Antimicrob Agents Chemother 2015 Feb 1;59(2):1061-9. Epub 2014 Dec 1.

Department of Biology, University of Rome Tor Vergata, Rome, Italy Institute of Translational Pharmacology, CNR, Rome, Italy

The emergence of drug-resistant influenza A virus (IAV) strains represents a serious threat to global human health and underscores the need for novel approaches to anti-influenza chemotherapy. Combination therapy with drugs affecting different IAV targets represents an attractive option for influenza treatment. We have previously shown that the thiazolide anti-infective nitazoxanide (NTZ) inhibits H1N1 IAV replication by selectively blocking viral hemagglutinin maturation. Herein we investigate the anti-influenza activity of NTZ against a wide range of human and avian IAVs (H1N1, H3N2, H5N9, H7N1), including amantadine-resistant and oseltamivir-resistant strains, in vitro. We also investigate whether therapy with NTZ in combination with the neuraminidase inhibitors oseltamivir and zanamivir exerts synergistic, additive, or antagonistic antiviral effects against influenza viruses. NTZ was effective against all IAVs tested, with 50% inhibitory concentrations (IC50s) ranging from 0.9 to 3.2 μM, and selectivity indexes (SIs) ranging from >50 to >160, depending on the strain and the multiplicity of infection (MOI). Combination therapy studies were performed in cell culture-based assays using A/Puerto Rico/8/1934 (H1N1), A/WSN/1933 (H1N1), or avian A/chicken/Italy/9097/1997 (H5N9) IAVs; dose-effect analysis and synergism/antagonism quantification were performed using isobologram analysis according to the Chou-Talalay method.

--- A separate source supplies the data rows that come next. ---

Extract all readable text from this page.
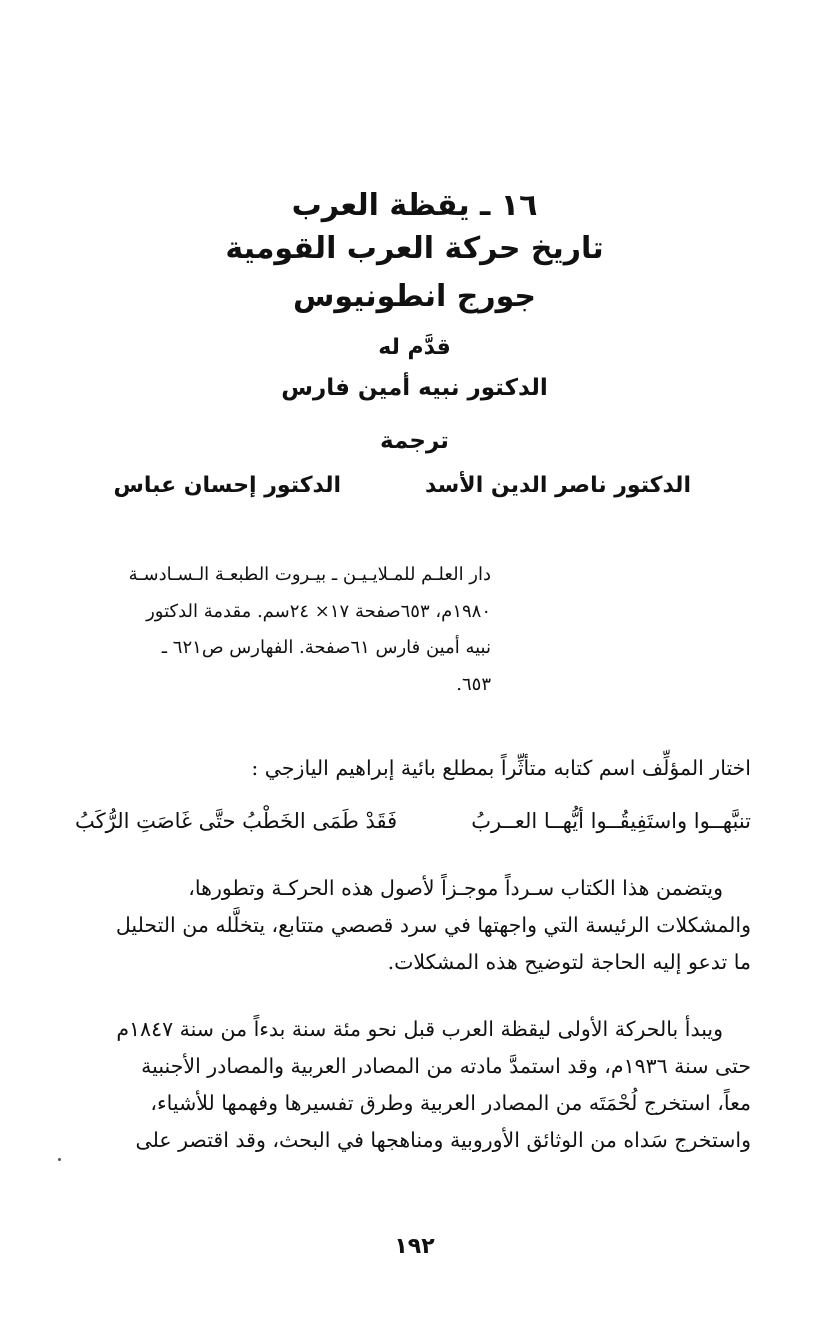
١٦ ـ يقظة العرب
تاريخ حركة العرب القومية
جورج انطونيوس
قدَّم له
الدكتور نبيه أمين فارس
ترجمة
الدكتور ناصر الدين الأسد
الدكتور إحسان عباس
دار العلـم للمـلايـيـن ـ بيـروت الطبعـة الـسـادسـة
١٩٨٠م، ٦٥٣صفحة ١٧× ٢٤سم. مقدمة الدكتور
نبيه أمين فارس ٦١صفحة. الفهارس ص٦٢١ ـ
٦٥٣.
اختار المؤلِّف اسم كتابه متأثِّراً بمطلع بائية إبراهيم اليازجي :
تنبَّهــوا واستَفِيقُــوا أيُّهــا العــربُ
فَقَدْ طَمَى الخَطْبُ حتَّى غَاصَتِ الرُّكَبُ
ويتضمن هذا الكتاب سـرداً موجـزاً لأصول هذه الحركـة وتطورها،
والمشكلات الرئيسة التي واجهتها في سرد قصصي متتابع، يتخلَّله من التحليل
ما تدعو إليه الحاجة لتوضيح هذه المشكلات.
ويبدأ بالحركة الأولى ليقظة العرب قبل نحو مئة سنة بدءاً من سنة ١٨٤٧م
حتى سنة ١٩٣٦م، وقد استمدَّ مادته من المصادر العربية والمصادر الأجنبية
معاً، استخرج لُحْمَتَه من المصادر العربية وطرق تفسيرها وفهمها للأشياء،
واستخرج سَداه من الوثائق الأوروبية ومناهجها في البحث، وقد اقتصر على
١٩٢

Combination index (CI) analysis indicated that NTZ and oseltamivir combination treatment was synergistic against A/Puerto Rico/8/1934 (H1N1) and A/WSN/1933 (H1N1) IAVs, with CI values ranging between 0.39 and 0.63, independently of the MOI used. Similar results were obtained when NTZ was administered in combination with zanamivir (CI=0.3 to 0.48). NTZ-oseltamivir combination treatment was synergistic also against the avian A/chicken/Italy/9097/1997 (H5N9) IAV (CI=0.18 to 0.31). Taken together, the results suggest that regimens that combine neuraminidase inhibitors and nitazoxanide exert synergistic anti-influenza effects.